Analogue vs Digital Servo's, with long cables.

I want to control a device using a servo, as i need 180 degree rotation. Problem is the device can be far away, so i tested a trial length of 5M of telephone cable, with 4 cores.

The normal Tower Pro 9G SG90, worked, but had slight jitter when stationary. I added a 470mF capacitor at the servo end of the cable and its perfect, zero jitter !!! I Believe this is an Analogue servo.

Next i tried a Tower Pro SG-5010 Digi servo, and it does nothing except buzz a little at the end of the 5M telephone cable. However it works perfectly, connected to the Audrino board and 4AA battery pack. Aurdino i still powered by the USB cable. Absolutely nothing i did could get it to move, at the end of the cable. I also tried 6AA batteries but no joy.

Interesting tests so far, with the SG-5010:

  • If the SG-5010 is powered directly with the battery pack, (at the end of the Telephone cable), AND the signal is run through the 5M telephone cable, it works fine.

Thus at this point, i think its a power problem because the digital servo does not like the small telephone cable gauge. I will try some thicker cable perhaps.

Just wondering if anyone here has run servo's over long cables ? Seems Analogue Servos are more tolerant to long cables.

I should add, that i am learning Audrino, and have a kit to play with. I am driving the servo's using the sample code. But i dont think this a code problem. Perhaps a servo problem, as there are many robotic projects with quite long cables.

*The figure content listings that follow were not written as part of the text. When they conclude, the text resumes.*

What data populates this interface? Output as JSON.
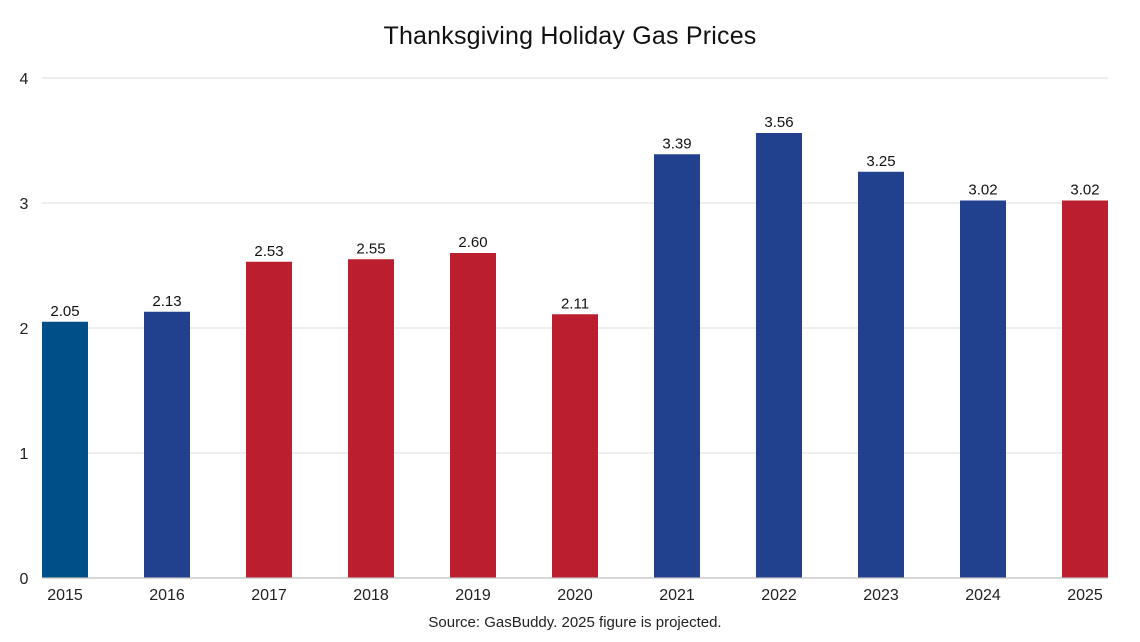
{
  "chart_data": {
    "type": "bar",
    "title": "Thanksgiving Holiday Gas Prices",
    "xlabel": "",
    "ylabel": "",
    "categories": [
      "2015",
      "2016",
      "2017",
      "2018",
      "2019",
      "2020",
      "2021",
      "2022",
      "2023",
      "2024",
      "2025"
    ],
    "values": [
      2.05,
      2.13,
      2.53,
      2.55,
      2.6,
      2.11,
      3.39,
      3.56,
      3.25,
      3.02,
      3.02
    ],
    "value_labels": [
      "2.05",
      "2.13",
      "2.53",
      "2.55",
      "2.60",
      "2.11",
      "3.39",
      "3.56",
      "3.25",
      "3.02",
      "3.02"
    ],
    "bar_colors": [
      "#004f88",
      "#21408d",
      "#bb1f2f",
      "#bb1f2f",
      "#bb1f2f",
      "#bb1f2f",
      "#21408d",
      "#21408d",
      "#21408d",
      "#21408d",
      "#bb1f2f"
    ],
    "ylim": [
      0,
      4
    ],
    "yticks": [
      "0",
      "1",
      "2",
      "3",
      "4"
    ],
    "grid": true,
    "legend": "none",
    "source": "Source: GasBuddy. 2025 figure is projected."
  }
}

Be careful with your voltages - servos are easily damaged if seupplied with too high a voltage ( esp digital ones)
Yes a bigger diameter cable a good idea as is using a capacitor at the servo end.
There maybe better solutions such as having the battery pack powering it next to the servo

Good Morning,

Problem solved !!

Exact same setup, but i changed the 5M cable to Cat 5, from the local hobby store. (Jaycar)

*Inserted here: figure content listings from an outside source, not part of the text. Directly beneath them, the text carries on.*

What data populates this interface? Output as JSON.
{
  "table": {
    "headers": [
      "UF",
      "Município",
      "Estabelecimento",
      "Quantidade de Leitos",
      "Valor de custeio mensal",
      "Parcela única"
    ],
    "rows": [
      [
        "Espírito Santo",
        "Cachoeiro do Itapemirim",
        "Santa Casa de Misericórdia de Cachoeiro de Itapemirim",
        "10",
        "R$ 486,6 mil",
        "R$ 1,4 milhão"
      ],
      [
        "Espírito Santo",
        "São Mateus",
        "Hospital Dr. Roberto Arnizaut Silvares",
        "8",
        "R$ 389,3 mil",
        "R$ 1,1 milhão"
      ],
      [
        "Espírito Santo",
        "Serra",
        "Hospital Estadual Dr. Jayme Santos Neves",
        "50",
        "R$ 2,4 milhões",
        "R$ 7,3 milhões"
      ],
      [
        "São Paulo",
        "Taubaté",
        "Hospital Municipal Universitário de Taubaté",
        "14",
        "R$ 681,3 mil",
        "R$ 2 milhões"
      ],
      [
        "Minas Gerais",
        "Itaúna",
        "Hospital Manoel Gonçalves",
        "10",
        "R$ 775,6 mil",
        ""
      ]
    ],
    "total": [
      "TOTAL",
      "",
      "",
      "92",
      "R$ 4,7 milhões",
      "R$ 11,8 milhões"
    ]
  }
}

Used one of the twisted pairs each, for Signal, +Ve and -Ve. ALL remaining wires were connected to -Ve, which is also connected to the Audrion's Ground.

Servo is powered with 4x AA batteries. Arduino is powered by the USB power.

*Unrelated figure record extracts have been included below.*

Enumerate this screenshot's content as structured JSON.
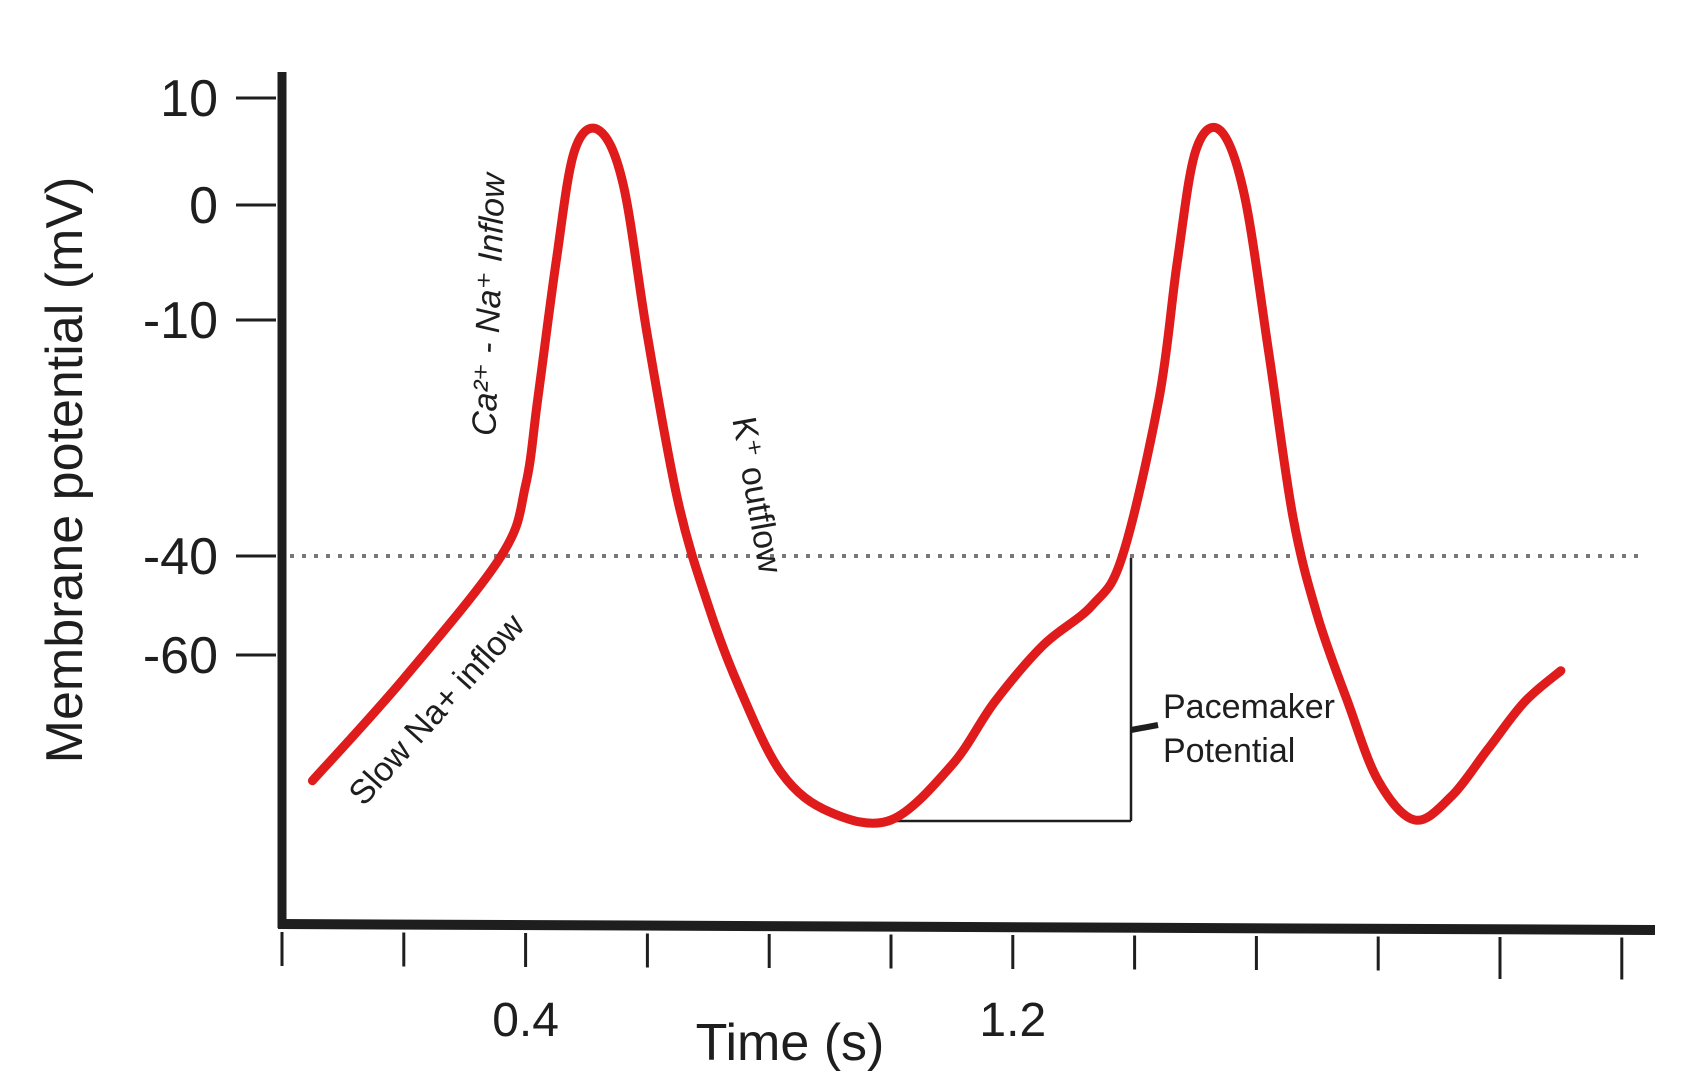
{
  "colors": {
    "trace": "#e01b1b",
    "axis": "#1e1e1e",
    "threshold": "#777777"
  },
  "chart_data": {
    "type": "line",
    "title": "",
    "xlabel": "Time (s)",
    "ylabel": "Membrane potential (mV)",
    "x_ticks": [
      0,
      0.2,
      0.4,
      0.6,
      0.8,
      1.0,
      1.2,
      1.4,
      1.6,
      1.8,
      2.0,
      2.2
    ],
    "x_tick_labels": [
      {
        "value": 0.4,
        "label": "0.4"
      },
      {
        "value": 1.2,
        "label": "1.2"
      }
    ],
    "y_ticks": [
      {
        "value": 10,
        "label": "10"
      },
      {
        "value": 0,
        "label": "0"
      },
      {
        "value": -10,
        "label": "-10"
      },
      {
        "value": -40,
        "label": "-40"
      },
      {
        "value": -60,
        "label": "-60"
      }
    ],
    "threshold": -40,
    "series": [
      {
        "values": [
          [
            0.05,
            -76
          ],
          [
            0.2,
            -63
          ],
          [
            0.36,
            -40
          ],
          [
            0.4,
            -31
          ],
          [
            0.42,
            -20
          ],
          [
            0.45,
            -5
          ],
          [
            0.48,
            5
          ],
          [
            0.52,
            7
          ],
          [
            0.56,
            2
          ],
          [
            0.6,
            -12
          ],
          [
            0.65,
            -33
          ],
          [
            0.7,
            -50
          ],
          [
            0.75,
            -64
          ],
          [
            0.82,
            -75
          ],
          [
            0.9,
            -80
          ],
          [
            1.0,
            -81
          ],
          [
            1.1,
            -74
          ],
          [
            1.17,
            -66
          ],
          [
            1.25,
            -58
          ],
          [
            1.33,
            -50
          ],
          [
            1.38,
            -40
          ],
          [
            1.44,
            -20
          ],
          [
            1.47,
            -5
          ],
          [
            1.5,
            5
          ],
          [
            1.54,
            7
          ],
          [
            1.58,
            1
          ],
          [
            1.62,
            -14
          ],
          [
            1.66,
            -35
          ],
          [
            1.7,
            -52
          ],
          [
            1.75,
            -66
          ],
          [
            1.8,
            -76
          ],
          [
            1.86,
            -81
          ],
          [
            1.92,
            -78
          ],
          [
            1.98,
            -72
          ],
          [
            2.04,
            -66
          ],
          [
            2.1,
            -62
          ]
        ]
      }
    ],
    "annotations": [
      {
        "text": "Slow Na+ inflow"
      },
      {
        "text": "Ca²⁺ - Na⁺ Inflow"
      },
      {
        "text": "K⁺ outflow"
      },
      {
        "text": "Pacemaker"
      },
      {
        "text": "Potential"
      }
    ]
  }
}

Works 100% and it totally stable without the capacitor, but i did buy a 4700uF one to add.

Will try 10M next..


You should never connect a large value capacitor directly across a logic signal, that's going to overload
the pin. A few 100pF is the maximum most logic devices are ever spec'd for.

You can add say about 220 ohms in series to limit the current and reduce signal reflection, then add a
capacitor, but 10nF is usually plenty.

And 470mF means 470000 microfarads, The symbol for micro is ยต, or u, never m or M (M is mega).